As if that weren't hard enough, my sons grow tired of the same foods even at their young age. I thought I mastered buttered toast, sliced strawberries, bananas and pancakes. However, now the tween is bored with toast and bananas, one toddler won't eat bananas, the other is over pancakes (I never thought anyone related to me would grow tired of sweets for breakfast!)
Now I've switched to bacon or ham, cinnamon toast, grapes, sliced apples and oatmeal. The 12-year-old, Jake, has variously informed me that he's sick of bacon, he's sick of ham; a month later he asks why we haven't had bacon lately?
Hunter loves ham and could eat every bit of it in the house. Zeke just wants to eat cereal, scrambled eggs or blueberries.

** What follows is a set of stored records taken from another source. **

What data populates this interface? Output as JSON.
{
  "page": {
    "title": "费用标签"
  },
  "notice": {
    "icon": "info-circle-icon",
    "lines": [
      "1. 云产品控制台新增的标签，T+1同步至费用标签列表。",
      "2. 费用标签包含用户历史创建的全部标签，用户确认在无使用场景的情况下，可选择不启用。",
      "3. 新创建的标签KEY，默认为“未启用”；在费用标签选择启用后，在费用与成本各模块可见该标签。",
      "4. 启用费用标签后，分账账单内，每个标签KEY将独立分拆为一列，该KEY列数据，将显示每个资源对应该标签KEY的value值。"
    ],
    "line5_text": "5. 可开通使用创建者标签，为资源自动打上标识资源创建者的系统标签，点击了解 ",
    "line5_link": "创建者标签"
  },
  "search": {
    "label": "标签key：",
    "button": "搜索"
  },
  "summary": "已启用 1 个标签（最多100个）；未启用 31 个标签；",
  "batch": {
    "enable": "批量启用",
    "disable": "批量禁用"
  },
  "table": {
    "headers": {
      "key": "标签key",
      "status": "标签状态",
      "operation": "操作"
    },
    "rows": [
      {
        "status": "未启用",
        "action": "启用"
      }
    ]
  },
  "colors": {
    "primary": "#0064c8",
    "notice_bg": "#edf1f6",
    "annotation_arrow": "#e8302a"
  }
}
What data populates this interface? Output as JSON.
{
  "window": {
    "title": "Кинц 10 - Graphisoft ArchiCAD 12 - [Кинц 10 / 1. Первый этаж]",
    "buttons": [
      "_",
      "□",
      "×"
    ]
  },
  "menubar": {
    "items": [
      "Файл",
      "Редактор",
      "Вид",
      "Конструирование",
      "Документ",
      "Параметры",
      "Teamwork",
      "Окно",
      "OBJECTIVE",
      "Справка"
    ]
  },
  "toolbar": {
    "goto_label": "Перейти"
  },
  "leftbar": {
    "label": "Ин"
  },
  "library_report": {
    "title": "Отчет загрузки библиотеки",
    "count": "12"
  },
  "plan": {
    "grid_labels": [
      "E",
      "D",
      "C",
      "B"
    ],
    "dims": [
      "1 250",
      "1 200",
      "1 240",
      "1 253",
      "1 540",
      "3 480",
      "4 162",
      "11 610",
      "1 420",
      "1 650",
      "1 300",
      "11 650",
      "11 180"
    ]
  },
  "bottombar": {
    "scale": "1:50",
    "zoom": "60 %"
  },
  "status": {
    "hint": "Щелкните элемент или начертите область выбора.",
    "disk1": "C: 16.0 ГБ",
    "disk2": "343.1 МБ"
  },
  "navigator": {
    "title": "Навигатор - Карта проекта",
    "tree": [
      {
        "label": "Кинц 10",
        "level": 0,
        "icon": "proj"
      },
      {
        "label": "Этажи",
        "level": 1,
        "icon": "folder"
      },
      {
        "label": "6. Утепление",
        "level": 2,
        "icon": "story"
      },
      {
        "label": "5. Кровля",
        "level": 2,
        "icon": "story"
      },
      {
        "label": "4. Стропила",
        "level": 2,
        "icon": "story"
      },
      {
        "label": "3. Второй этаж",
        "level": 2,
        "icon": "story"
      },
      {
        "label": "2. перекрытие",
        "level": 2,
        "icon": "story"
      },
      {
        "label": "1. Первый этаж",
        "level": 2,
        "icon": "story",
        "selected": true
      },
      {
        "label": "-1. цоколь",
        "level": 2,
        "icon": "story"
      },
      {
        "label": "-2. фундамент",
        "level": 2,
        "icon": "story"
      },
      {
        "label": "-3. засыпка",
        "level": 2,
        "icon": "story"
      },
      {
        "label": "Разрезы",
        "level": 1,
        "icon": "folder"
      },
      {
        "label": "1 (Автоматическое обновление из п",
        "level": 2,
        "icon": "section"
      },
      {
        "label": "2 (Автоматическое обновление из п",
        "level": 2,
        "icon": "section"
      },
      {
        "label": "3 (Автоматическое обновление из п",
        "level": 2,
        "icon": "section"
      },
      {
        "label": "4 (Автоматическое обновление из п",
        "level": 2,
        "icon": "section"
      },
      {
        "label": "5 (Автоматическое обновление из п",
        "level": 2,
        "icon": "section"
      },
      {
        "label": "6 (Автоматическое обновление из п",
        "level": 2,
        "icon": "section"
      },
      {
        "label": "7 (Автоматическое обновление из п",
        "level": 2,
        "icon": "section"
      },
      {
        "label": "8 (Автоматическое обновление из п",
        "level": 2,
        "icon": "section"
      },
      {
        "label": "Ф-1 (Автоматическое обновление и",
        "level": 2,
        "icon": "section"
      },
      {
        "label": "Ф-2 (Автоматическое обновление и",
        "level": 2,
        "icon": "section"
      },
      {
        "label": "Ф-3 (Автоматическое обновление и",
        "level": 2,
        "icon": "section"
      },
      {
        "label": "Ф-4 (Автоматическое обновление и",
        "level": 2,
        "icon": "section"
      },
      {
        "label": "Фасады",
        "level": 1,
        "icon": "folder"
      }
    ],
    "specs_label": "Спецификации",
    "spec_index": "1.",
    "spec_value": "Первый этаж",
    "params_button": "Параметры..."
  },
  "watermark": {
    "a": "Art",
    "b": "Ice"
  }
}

All bets are off with lunch and dinner. Hot dogs are out with the twins. Jake won't touch hamburgers. He's still willing to make do with my meatball subs, chicken stew, honeyed salmon and baked pork chops. Zeke doesn't like meat or fish and won't eat any of those. Hunter just wants more chicken noodle soup.
To keep from going crazy, I make three entrees a day and give the guys a choice. I make three veggies and slice three fruits. I have two bread options and a dessert available.
My "rule of 3's" is that each child can eat something individualized if they want to feel special. Or they can all duplicate each other if they want to have what the other is having.
I'm just happy with any of the leftovers. Usually I'm too mentally food fatigued to care what I eat - just give me some toast and let's call it a day!
Hang in there with your kids when it comes to the kitchen gymnastics parents have to perform. Hopefully they'll grow up healthy, happy and with an idea of a balanced meal!